Primetime Emmy Awards
The Primetime Emmy Award is an American award bestowed by the Academy of Television Arts & Sciences in recognition of excellence in American primetime television programming. Louis-Dreyfus has received eleven awards from twenty six nominations.

Golden Globe Awards
The Golden Globe Awards are accolades bestowed by the 93 members of the Hollywood Foreign Press Association, recognizing excellence in film and television, both domestic and foreign. Louis-Dreyfus has received one award from nine nominations.

Screen Actors Guild Awards
The Screen Actors Guild Award is an accolade given by the Screen Actors Guild‐American Federation of Television and Radio Artists (SAG-AFTRA) to recognize outstanding performances in film and primetime television. Louis-Dreyfus has received nine awards from twenty-one nominations.

Industry awards

American Comedy Awards
The American Comedy Awards are a group of awards presented annually in the United States recognizing performances and performers in the field of comedy, with an emphasis on television comedy and comedy films. Louis-Dreyfus has received five awards from ten nominations.

Critics' Choice Awards
The Critics' Choice Awards—both film and television—are accolades presented by the Broadcast Film Critics Association (BTJA) (US).

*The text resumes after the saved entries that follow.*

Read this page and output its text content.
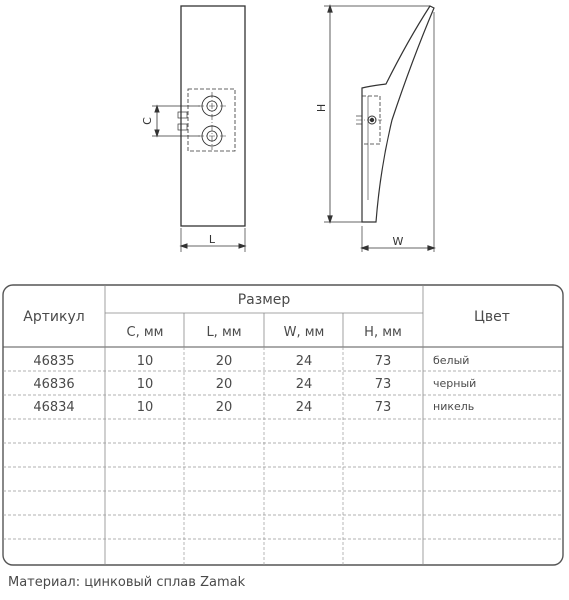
C
L
H
W
Артикул
Размер
C, мм	L, мм	W, мм	H, мм
Цвет
46835	10	20	24	73	белый
46836	10	20	24	73	черный
46834	10	20	24	73	никель
Материал: цинковый сплав Zamak
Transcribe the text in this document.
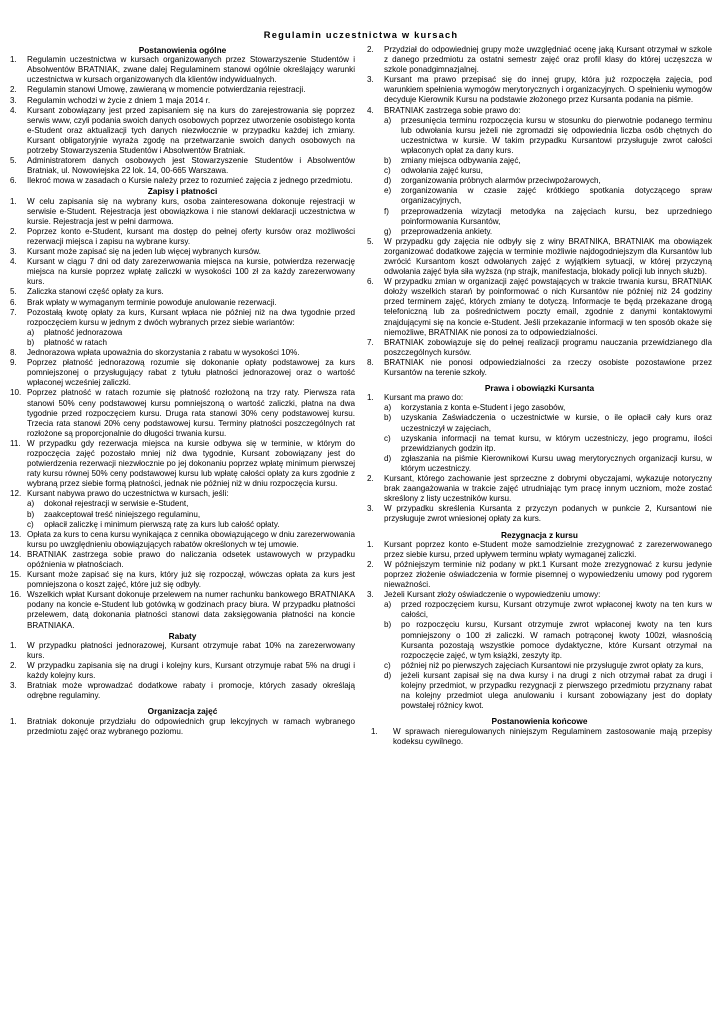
Regulamin uczestnictwa w kursach
Postanowienia ogólne
1.	Regulamin uczestnictwa w kursach organizowanych przez Stowarzyszenie Studentów i Absolwentów BRATNIAK, zwane dalej Regulaminem stanowi ogólnie określający warunki uczestnictwa w kursach organizowanych dla klientów indywidualnych.
2.	Regulamin stanowi Umowę, zawieraną w momencie potwierdzania rejestracji.
3.	Regulamin wchodzi w życie z dniem 1 maja 2014 r.
4.	Kursant zobowiązany jest przed zapisaniem się na kurs do zarejestrowania się poprzez serwis www, czyli podania swoich danych osobowych poprzez utworzenie osobistego konta e-Student oraz aktualizacji tych danych niezwłocznie w przypadku każdej ich zmiany. Kursant obligatoryjnie wyraża zgodę na przetwarzanie swoich danych osobowych na potrzeby Stowarzyszenia Studentów i Absolwentów Bratniak.
5.	Administratorem danych osobowych jest Stowarzyszenie Studentów i Absolwentów Bratniak, ul. Nowowiejska 22 lok. 14, 00-665 Warszawa.
6.	Ilekroć mowa w zasadach o Kursie należy przez to rozumieć zajęcia z jednego przedmiotu.
Zapisy i płatności
1.	W celu zapisania się na wybrany kurs, osoba zainteresowana dokonuje rejestracji w serwisie e-Student. Rejestracja jest obowiązkowa i nie stanowi deklaracji uczestnictwa w kursie. Rejestracja jest w pełni darmowa.
2.	Poprzez konto e-Student, kursant ma dostęp do pełnej oferty kursów oraz możliwości rezerwacji miejsca i zapisu na wybrane kursy.
3.	Kursant może zapisać się na jeden lub więcej wybranych kursów.
4.	Kursant w ciągu 7 dni od daty zarezerwowania miejsca na kursie, potwierdza rezerwację miejsca na kursie poprzez wpłatę zaliczki w wysokości 100 zł za każdy zarezerwowany kurs.
5.	Zaliczka stanowi część opłaty za kurs.
6.	Brak wpłaty w wymaganym terminie powoduje anulowanie rezerwacji.
7.	Pozostałą kwotę opłaty za kurs, Kursant wpłaca nie później niż na dwa tygodnie przed rozpoczęciem kursu w jednym z dwóch wybranych przez siebie wariantów:
a)	płatność jednorazowa
b)	płatność w ratach
8.	Jednorazowa wpłata upoważnia do skorzystania z rabatu w wysokości 10%.
9.	Poprzez płatność jednorazową rozumie się dokonanie opłaty podstawowej za kurs pomniejszonej o przysługujący rabat z tytułu płatności jednorazowej oraz o wartość wpłaconej wcześniej zaliczki.
10. Poprzez płatność w ratach rozumie się płatność rozłożoną na trzy raty. Pierwsza rata stanowi 50% ceny podstawowej kursu pomniejszoną o wartość zaliczki, płatna na dwa tygodnie przed rozpoczęciem kursu. Druga rata stanowi 30% ceny podstawowej kursu. Trzecia rata stanowi 20% ceny podstawowej kursu. Terminy płatności poszczególnych rat rozłożone są proporcjonalnie do długości trwania kursu.
11. W przypadku gdy rezerwacja miejsca na kursie odbywa się w terminie, w którym do rozpoczęcia zajęć pozostało mniej niż dwa tygodnie, Kursant zobowiązany jest do potwierdzenia rezerwacji niezwłocznie po jej dokonaniu poprzez wpłatę minimum pierwszej raty kursu równej 50% ceny podstawowej kursu lub wpłatę całości opłaty za kurs zgodnie z wybraną przez siebie formą płatności, jednak nie później niż w dniu rozpoczęcia kursu.
12. Kursant nabywa prawo do uczestnictwa w kursach, jeśli:
a)	dokonał rejestracji w serwisie e-Student,
b)	zaakceptował treść niniejszego regulaminu,
c)	opłacił zaliczkę i minimum pierwszą ratę za kurs lub całość opłaty.
13. Opłata za kurs to cena kursu wynikająca z cennika obowiązującego w dniu zarezerwowania kursu po uwzględnieniu obowiązujących rabatów określonych w tej umowie.
14. BRATNIAK zastrzega sobie prawo do naliczania odsetek ustawowych w przypadku opóźnienia w płatnościach.
15. Kursant może zapisać się na kurs, który już się rozpoczął, wówczas opłata za kurs jest pomniejszona o koszt zajęć, które już się odbyły.
16. Wszelkich wpłat Kursant dokonuje przelewem na numer rachunku bankowego BRATNIAKA podany na koncie e-Student lub gotówką w godzinach pracy biura. W przypadku płatności przelewem, datą dokonania płatności stanowi data zaksięgowania płatności na koncie BRATNIAKA.
Rabaty
1.	W przypadku płatności jednorazowej, Kursant otrzymuje rabat 10% na zarezerwowany kurs.
2.	W przypadku zapisania się na drugi i kolejny kurs, Kursant otrzymuje rabat 5% na drugi i każdy kolejny kurs.
3.	Bratniak może wprowadzać dodatkowe rabaty i promocje, których zasady określają odrębne regulaminy.
Organizacja zajęć
1.	Bratniak dokonuje przydziału do odpowiednich grup lekcyjnych w ramach wybranego przedmiotu zajęć oraz wybranego poziomu.
2.	Przydział do odpowiedniej grupy może uwzględniać ocenę jaką Kursant otrzymał w szkole z danego przedmiotu za ostatni semestr zajęć oraz profil klasy do której uczęszcza w szkole ponadgimnazjalnej.
3.	Kursant ma prawo przepisać się do innej grupy, która już rozpoczęła zajęcia, pod warunkiem spełnienia wymogów merytorycznych i organizacyjnych. O spełnieniu wymogów decyduje Kierownik Kursu na podstawie złożonego przez Kursanta podania na piśmie.
4.	BRATNIAK zastrzega sobie prawo do:
a)	przesunięcia terminu rozpoczęcia kursu w stosunku do pierwotnie podanego terminu lub odwołania kursu jeżeli nie zgromadzi się odpowiednia liczba osób chętnych do uczestnictwa w kursie. W takim przypadku Kursantowi przysługuje zwrot całości wpłaconych opłat za dany kurs.
b)	zmiany miejsca odbywania zajęć,
c)	odwołania zajęć kursu,
d)	zorganizowania próbnych alarmów przeciwpożarowych,
e)	zorganizowania w czasie zajęć krótkiego spotkania dotyczącego spraw organizacyjnych,
f)	przeprowadzenia wizytacji metodyka na zajęciach kursu, bez uprzedniego poinformowania Kursantów,
g)	przeprowadzenia ankiety.
5.	W przypadku gdy zajęcia nie odbyły się z winy BRATNIKA, BRATNIAK ma obowiązek zorganizować dodatkowe zajęcia w terminie możliwie najdogodniejszym dla Kursantów lub zwrócić Kursantom koszt odwołanych zajęć z wyjątkiem sytuacji, w której przyczyną odwołania zajęć była siła wyższa (np strajk, manifestacja, blokady policji lub innych służb).
6.	W przypadku zmian w organizacji zajęć powstających w trakcie trwania kursu, BRATNIAK dołoży wszelkich starań by poinformować o nich Kursantów nie później niż 24 godziny przed terminem zajęć, których zmiany te dotyczą. Informacje te będą przekazane drogą telefoniczną lub za pośrednictwem poczty email, zgodnie z danymi kontaktowymi znajdującymi się na koncie e-Student. Jeśli przekazanie informacji w ten sposób okaże się niemożliwe, BRATNIAK nie ponosi za to odpowiedzialności.
7.	BRATNIAK zobowiązuje się do pełnej realizacji programu nauczania przewidzianego dla poszczególnych kursów.
8.	BRATNIAK nie ponosi odpowiedzialności za rzeczy osobiste pozostawione przez Kursantów na terenie szkoły.
Prawa i obowiązki Kursanta
1.	Kursant ma prawo do:
a)	korzystania z konta e-Student i jego zasobów,
b)	uzyskania Zaświadczenia o uczestnictwie w kursie, o ile opłacił cały kurs oraz uczestniczył w zajęciach,
c)	uzyskania informacji na temat kursu, w którym uczestniczy, jego programu, ilości przewidzianych godzin itp.
d)	zgłaszania na piśmie Kierownikowi Kursu uwag merytorycznych organizacji kursu, w którym uczestniczy.
2.	Kursant, którego zachowanie jest sprzeczne z dobrymi obyczajami, wykazuje notoryczny brak zaangażowania w trakcie zajęć utrudniając tym pracę innym uczniom, może zostać skreślony z listy uczestników kursu.
3.	W przypadku skreślenia Kursanta z przyczyn podanych w punkcie 2, Kursantowi nie przysługuje zwrot wniesionej opłaty za kurs.
Rezygnacja z kursu
1.	Kursant poprzez konto e-Student może samodzielnie zrezygnować z zarezerwowanego przez siebie kursu, przed upływem terminu wpłaty wymaganej zaliczki.
2.	W późniejszym terminie niż podany w pkt.1 Kursant może zrezygnować z kursu jedynie poprzez złożenie oświadczenia w formie pisemnej o wypowiedzeniu umowy pod rygorem nieważności.
3.	Jeżeli Kursant złoży oświadczenie o wypowiedzeniu umowy:
a)	przed rozpoczęciem kursu, Kursant otrzymuje zwrot wpłaconej kwoty na ten kurs w całości,
b)	po rozpoczęciu kursu, Kursant otrzymuje zwrot wpłaconej kwoty na ten kurs pomniejszony o 100 zł zaliczki. W ramach potrąconej kwoty 100zł, własnością Kursanta pozostają wszystkie pomoce dydaktyczne, które Kursant otrzymał na rozpoczęcie zajęć, w tym książki, zeszyty itp.
c)	później niż po pierwszych zajęciach Kursantowi nie przysługuje zwrot opłaty za kurs,
d)	jeżeli kursant zapisał się na dwa kursy i na drugi z nich otrzymał rabat za drugi i kolejny przedmiot, w przypadku rezygnacji z pierwszego przedmiotu przyznany rabat na kolejny przedmiot ulega anulowaniu i kursant zobowiązany jest do dopłaty powstałej różnicy kwot.
Postanowienia końcowe
1.	W sprawach nieregulowanych niniejszym Regulaminem zastosowanie mają przepisy kodeksu cywilnego.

Louis-Dreyfus has received two awards from six nominations.

People's Choice Awards
The People's Choice Awards is an American awards show, recognizing the people and the work of popular culture, voted on by the general public. Louis-Dreyfus has received six nominations.

Producers Guild of America Awards
The Producers Guild of America Award was originally established in 1990 by the Producers Guild of America as the Golden Laurel Awards, created by PGA Treasurer Joel Freeman with the support of Guild President Leonard Stern, in order to honor the visionaries who produce and execute motion picture and television product. Louis-Dreyfus has received four nominations.

Satellite Awards
The Satellite Awards are annual awards given by the International Press Academy that are commonly noted in entertainment industry journals and blogs. Louis-Dreyfus has received ten nominations.

Television Critics Association Awards
The TCA Awards are awards presented by the Television Critics Association in recognition of excellence in television. Louis-Dreyfus has received one award from seven nominations.